Well, I'll start off and then maybe Chris can follow up on some of the details. But we are very optimistic and have said repeatedly we will hit the State goal of 33% renewables by 2020. We're in the high 20% range now, and we've done a lot of hard work to figure out how to integrate those renewables into the system. Many of you have seen the famous or infamous duck curve that's out there, and our folks have done a lot of work on figuring how to manage the system where we have renewables coming in that we don't control that depend upon whether the wind is blowing or the sun is out. And I'm really pleased with operationally how we are managing this, and I see the ability to get to that 33% number. Chris, you want to comment on opportunities we see in transmission and other things?

Christopher P. Johns

Analyst · Morningstar.

Yes, as we move forward, we don't see ourselves investing in any renewables in any time in the future. But they will still come online, and we'll do most of that through contracting. I think as you look down the road and you look where the industry is headed, obviously, we need to continue to modernize our infrastructure both on the transmission side and on the distributor side for electric and making sure that we're able to accommodate all the new rooftop solar panels, the storage that's going to come online at some point, electric vehicles. And all of those things continue to provide us with opportunities to upgrade and modernize the system. And so although we have not given any guidance as to what our CapEx looks like beyond this year and what you've seen in the proposals for our GT&S case and our GRC, we know that we're got an older infrastructure and it needs upgraded, and we'll continue to do that so that we can make sure our customers can handle their energy needs in the way they'd like.

Travis Miller - Morningstar Inc., Research Division

Analyst · Morningstar.

Okay, great. And you piqued my interest. What are some of the ways that you guys are managing that duck curve?

Anthony F. Earley

Analyst · Morningstar.

Well, it's a whole range of strategies. One is more accurate forecasting. So we've been developing models that give us a better idea of what to expect day-to-day. We're also working with a number of the suppliers. We conduct a periodic bidding process to get new renewables as we gradually work our way up to 33%. And more and more, we are trying to incorporate in those contracts the ability to curtail production when we don't need it so we can manage the matching of the demand with the available electricity.

Operator

Operator

The next question comes from the line of Michael Lapides with Goldman Sachs.

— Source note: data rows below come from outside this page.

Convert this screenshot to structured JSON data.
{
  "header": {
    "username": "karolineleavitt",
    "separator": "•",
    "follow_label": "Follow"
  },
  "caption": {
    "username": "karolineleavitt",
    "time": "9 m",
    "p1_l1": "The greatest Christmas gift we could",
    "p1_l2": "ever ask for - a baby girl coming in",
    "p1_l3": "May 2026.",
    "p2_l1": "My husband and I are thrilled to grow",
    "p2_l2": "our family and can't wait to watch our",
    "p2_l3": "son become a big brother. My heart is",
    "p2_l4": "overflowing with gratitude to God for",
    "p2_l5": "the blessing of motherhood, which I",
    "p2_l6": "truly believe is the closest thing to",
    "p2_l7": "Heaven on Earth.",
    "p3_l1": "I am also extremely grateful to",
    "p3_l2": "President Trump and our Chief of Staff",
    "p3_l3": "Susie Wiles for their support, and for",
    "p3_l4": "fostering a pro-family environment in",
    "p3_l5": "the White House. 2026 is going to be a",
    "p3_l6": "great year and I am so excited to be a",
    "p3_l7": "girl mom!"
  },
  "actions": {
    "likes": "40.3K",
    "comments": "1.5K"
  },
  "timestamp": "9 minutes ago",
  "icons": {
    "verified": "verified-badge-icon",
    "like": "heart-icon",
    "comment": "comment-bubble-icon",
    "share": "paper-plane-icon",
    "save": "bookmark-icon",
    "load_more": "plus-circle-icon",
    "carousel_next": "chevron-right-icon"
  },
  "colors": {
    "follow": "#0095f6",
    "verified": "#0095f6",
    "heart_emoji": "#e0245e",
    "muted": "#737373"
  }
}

Michael J. Lapides - Goldman Sachs Group Inc., Research Division

Analyst · Goldman Sachs.

Just I want to touch base on things that when we get past this General Rate Case and past the GT&S case won't necessarily be recovered in the rate structure until kind of the next round of either GRC or GT&S rate cases. Can you just kind of refresh us on what those items are expected to be?

Kent M. Harvey

Analyst · Goldman Sachs.

Michael, this is Kent. In terms of the General Rate Case, Tony indicated based on the proposed decision we are -- assuming it is approved in the final form, we do intend to earn our authorized return overall for those lines of business. So I don't think there's anything significant in the General Rate Case portion of our business where there's any significant unrecovery. I mentioned there's a small piece of our capital true-up for 2013. It's probably a couple of hundred million dollars that isn't reflected in the proposed decision rate base for 2014, so that's capital from before this year. But we did have a significant true-up request in that case, and the large majority of it is reflected in the proposed decision. In terms of the Gas Transmission & Storage Case, there's really just a few items that going in we did not seek recovery. Of course, the most significant one is our rights-of-way program that Chris talked about earlier on the call, and we expect that to continue through 2017, so we have a few more years of that. There's only 2 other smaller items that we didn't seek recovery of, much smaller in scale. And we said together, they're roughly $50 million a year for the 3-year GT&S rate case period. One has to do with pressure testing on newer pipe, and the other one has to do with a portion of our corrosion work, which we believe was more remedial in nature. So those are really the items I think that address your question.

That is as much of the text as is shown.